Before configuring Postfix, we need to create the MySQL tables that will be used to keep information about the autoresponders as well as which users have already been sent an autoresponse within a 24-hour period:
USE mailconfig;
CREATE TABLE `autoresponse_record` (
`id` int(11) NOT NULL auto_increment,
`sender_id` int(11) NOT NULL,
`recipient` varchar(255) NOT NULL,
`hit` datetime NOT NULL default '0000-00-00 00:00:00',
`sent` datetime NOT NULL default '0000-00-00 00:00:00',
PRIMARY KEY (`id`),
UNIQUE KEY `sender_id` (`sender_id`,`recipient`),
CONSTRAINT `autoresponse_sender_refs` FOREIGN KEY (`sender_id`) REFERENCES `autoresponse_config` (`id`) ON DELETE CASCADE
) ENGINE=InnoDB AUTO_INCREMENT=3 DEFAULT CHARSET=utf8 COMMENT='Response - Autoresponse Notification Records';
CREATE TABLE `autoresponse_config` (
`id` int(11) NOT NULL auto_increment,
`address` varchar(255) NOT NULL,
`enabled` tinyint(1) NOT NULL,
`changed` datetime NOT NULL,
`expires` datetime NOT NULL,
`subject` varchar(255) NOT NULL,
`message` longtext NOT NULL,
PRIMARY KEY (`id`),
UNIQUE KEY `address` (`address`)
) ENGINE=InnoDB AUTO_INCREMENT=5 DEFAULT CHARSET=utf8 COMMENT='Response - Autoresponse Configurations';
GRANT SELECT ON mailconfig.autoresponse_config TO 'mailresponse'@'localhost' IDENTIFIED BY 'random-password2';
GRANT SELECT,INSERT,UPDATE ON mailconfig.autoresponse_config TO 'mailresponse'@'localhost' IDENTIFIED BY 'random-password2';
GRANT SELECT,INSERT,UPDATE ON mailconfig.autoresponse_record TO 'mailresponse'@'localhost' IDENTIFIED BY 'random-password2';
FLUSH PRIVILEGES;
exit;
Similar to before, replace random-password2
with a long and complicated password. You'll never have to remember it, it is simply used internally by the response daemon.

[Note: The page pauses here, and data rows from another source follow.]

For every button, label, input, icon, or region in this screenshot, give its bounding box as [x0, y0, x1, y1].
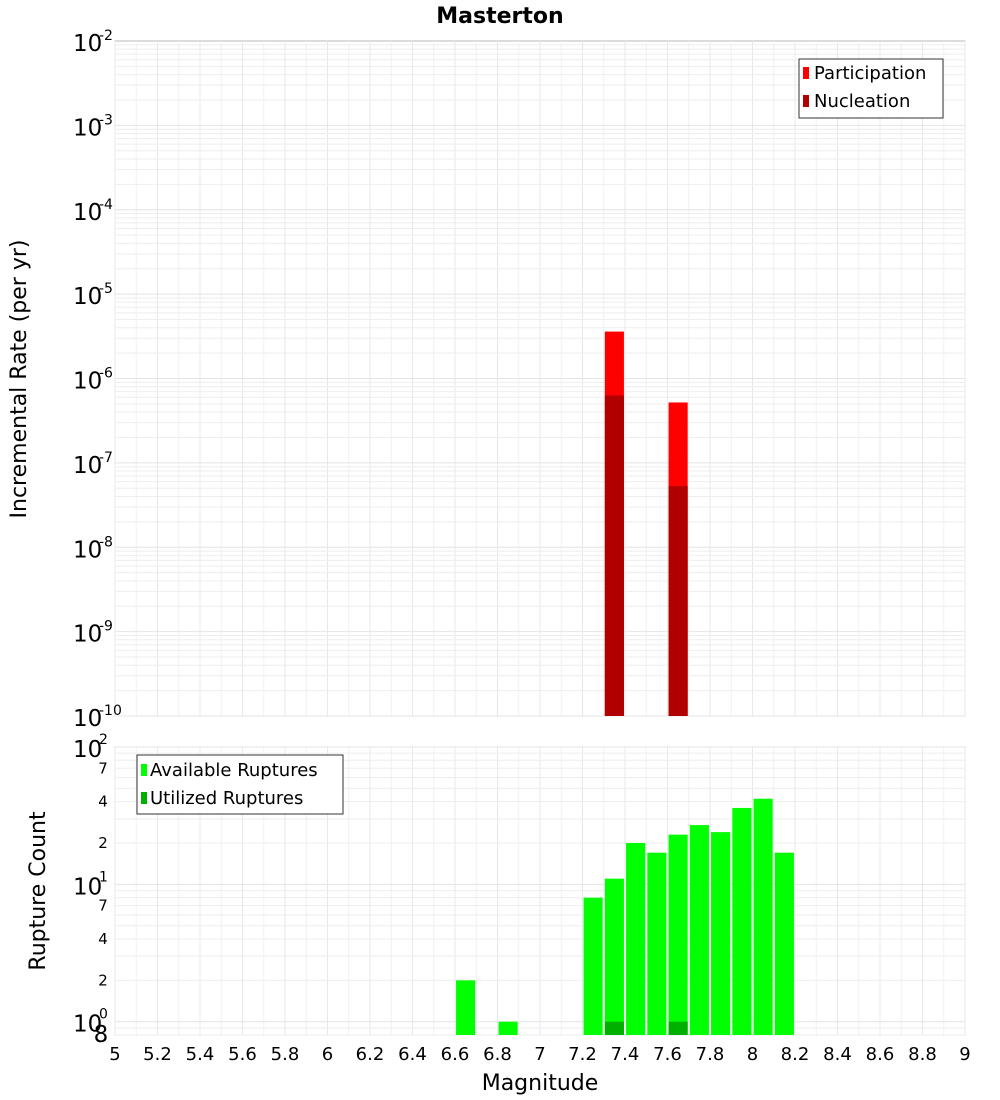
legend-swatch-nucleation — [803, 95, 809, 107]
legend-swatch-participation — [803, 67, 809, 79]
y-minor-tick-label: 7 — [98, 897, 108, 915]
utilized-ruptures-bar — [604, 1021, 624, 1035]
x-tick-label: 5.6 — [228, 1044, 257, 1065]
bottom-gridlines — [114, 746, 966, 1036]
x-tick-label: 6.4 — [398, 1044, 427, 1065]
y-tick-exponent: -2 — [99, 28, 113, 44]
x-tick-label: 5.8 — [271, 1044, 300, 1065]
y-tick-exponent: 0 — [99, 1007, 108, 1023]
x-tick-label: 9 — [959, 1044, 970, 1065]
x-tick-label: 8.2 — [781, 1044, 810, 1065]
x-tick-labels: 5 5.2 5.4 5.6 5.8 6 6.2 6.4 6.6 6.8 7 7.2 7.4 7.6 7.8 8… — [109, 1044, 970, 1065]
legend-label-utilized-ruptures: Utilized Ruptures — [150, 788, 303, 809]
y-tick-label: 10 — [73, 706, 102, 732]
y-minor-tick-label: 7 — [98, 759, 108, 777]
y-tick-label: 10 — [73, 115, 102, 141]
bottom-legend-box — [136, 754, 344, 815]
y-minor-tick-label: 4 — [98, 793, 108, 811]
legend-swatch-utilized-ruptures — [141, 792, 147, 804]
x-tick-label: 6 — [322, 1044, 333, 1065]
x-axis-title: Magnitude — [482, 1071, 599, 1096]
y-tick-exponent: 1 — [99, 869, 108, 885]
available-ruptures-bar — [583, 897, 603, 1035]
x-tick-label: 8 — [747, 1044, 758, 1065]
x-tick-label: 8.4 — [823, 1044, 852, 1065]
top-legend-box — [798, 58, 944, 119]
y-tick-exponent: -6 — [99, 366, 113, 382]
y-tick-exponent: -8 — [99, 534, 113, 550]
x-tick-label: 6.6 — [441, 1044, 470, 1065]
available-ruptures-bar — [732, 807, 752, 1035]
top-y-axis-title: Incremental Rate (per yr) — [7, 240, 32, 519]
nucleation-bar — [668, 486, 688, 716]
y-tick-exponent: -10 — [99, 703, 122, 719]
available-ruptures-bar — [668, 834, 688, 1035]
y-minor-tick-label: 8 — [94, 1022, 109, 1048]
top-gridlines — [114, 41, 966, 717]
y-tick-label: 10 — [73, 453, 102, 479]
available-ruptures-bar — [604, 878, 624, 1035]
legend-label-participation: Participation — [814, 63, 926, 84]
y-minor-tick-label: 2 — [98, 971, 108, 989]
y-tick-exponent: -9 — [99, 619, 113, 635]
y-tick-exponent: 2 — [99, 732, 108, 748]
x-tick-label: 7.6 — [653, 1044, 682, 1065]
x-tick-label: 5.4 — [186, 1044, 215, 1065]
available-ruptures-bar — [626, 843, 646, 1035]
x-tick-label: 5 — [109, 1044, 120, 1065]
y-tick-exponent: -4 — [99, 197, 113, 213]
y-tick-label: 10 — [73, 874, 102, 900]
y-tick-label: 10 — [73, 537, 102, 563]
bottom-legend: Available Ruptures Utilized Ruptures — [136, 754, 344, 815]
chart-title: Masterton — [436, 4, 563, 29]
available-ruptures-bar — [456, 980, 476, 1035]
y-tick-label: 10 — [73, 369, 102, 395]
bottom-y-axis-title: Rupture Count — [26, 811, 51, 971]
available-ruptures-bar — [498, 1021, 518, 1035]
available-ruptures-bar — [647, 852, 667, 1035]
x-tick-label: 6.8 — [483, 1044, 512, 1065]
legend-label-nucleation: Nucleation — [814, 91, 910, 112]
utilized-ruptures-bar — [668, 1021, 688, 1035]
y-minor-tick-label: 4 — [98, 930, 108, 948]
available-ruptures-bar — [753, 798, 773, 1035]
available-ruptures-bar — [711, 832, 731, 1035]
y-tick-label: 10 — [73, 737, 102, 763]
y-tick-label: 10 — [73, 1012, 102, 1038]
top-bars — [604, 331, 688, 716]
x-tick-label: 6.2 — [356, 1044, 385, 1065]
y-tick-label: 10 — [73, 284, 102, 310]
x-tick-label: 7.4 — [611, 1044, 640, 1065]
x-tick-label: 7 — [534, 1044, 545, 1065]
x-tick-label: 8.8 — [908, 1044, 937, 1065]
x-tick-label: 8.6 — [866, 1044, 895, 1065]
legend-swatch-available-ruptures — [141, 764, 147, 776]
x-tick-label: 5.2 — [143, 1044, 172, 1065]
x-tick-label: 7.8 — [696, 1044, 725, 1065]
y-minor-tick-label: 2 — [98, 834, 108, 852]
legend-label-available-ruptures: Available Ruptures — [150, 760, 318, 781]
y-tick-label: 10 — [73, 31, 102, 57]
bottom-bars — [456, 798, 794, 1035]
y-tick-exponent: -5 — [99, 281, 113, 297]
nucleation-bar — [604, 395, 624, 716]
y-tick-exponent: -7 — [99, 450, 113, 466]
x-tick-label: 7.2 — [568, 1044, 597, 1065]
top-legend: Participation Nucleation — [798, 58, 944, 119]
incremental-rate-chart: 10-210-310-410-510-610-710-810-910-10 Ma… — [7, 4, 966, 732]
y-tick-exponent: -3 — [99, 112, 113, 128]
available-ruptures-bar — [774, 852, 794, 1035]
y-tick-label: 10 — [73, 622, 102, 648]
y-tick-label: 10 — [73, 200, 102, 226]
top-y-tick-labels: 10-210-310-410-510-610-710-810-910-10 — [73, 28, 122, 732]
available-ruptures-bar — [689, 825, 709, 1035]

In the next file, you'll notice we use port 10026 because ports 10024 and 10025 have already been taken by amavisd-new.
cat << EOF > /etc/postfix/transport_map_response
response.internal response:[127.0.0.1]:10026
EOF
postmap /etc/postfix/transport_map_response
Now we need to inform postfix about the transport map and add the bcc mapping that will forward appropriate messages to the response-lmtpd daemon:
cat << EOF > /etc/postfix/mysql-virtual-autoresponses.cf
# This file controls the bcc map so that users with an autoresponder enabled
# have messages sent through the response transport in addition to their
# normal transport.
user = mailresponse
password = random-password2
hosts = 127.0.0.1
dbname = mailconfig
query = SELECT '%u#%d@response.internal' FROM autoresponse_config WHERE address = '%s' AND enabled=1
EOF
chmod 600 /etc/postfix/mysql-virtual-autoresponses.cf
cat << EOF >> /etc/postfix/main.cf
#
# Response autoresponder
#
response_destination_recipient_limit = 1
transport_maps = hash:/etc/postfix/transport_map_response
recipient_bcc_maps = proxy:mysql:/etc/postfix/mysql-virtual-autoresponses.cf
proxy_read_maps = \$local_recipient_maps \$mydestination \$virtual_alias_maps \$virtual_alias_domains \$virtual_mailbox_maps \$virtual_mailbox_domains \$relay_recipient_maps \$relay_domains \$canonical_maps \$sender_canonical_maps \$recipient_canonical_maps \$relocated_maps \$transport_maps \$mynetworks \$recipient_bcc_maps
EOF
cat << EOF >> /etc/postfix/master.cf
# Response autoresponder
response unix - - n - 4 lmtp -o disable_dns_lookups=yes
EOF
service postfix reload
Of course, you'll need to replace random-password2
in /etc/postfix/mysql-virtual-autoresponses.cf with the random password created earlier for the mailresponse user.
That's it! You can now add a row in the mailconfig.autoresponse_config table to have response-lmtpd automatically reply to any message sent to that user.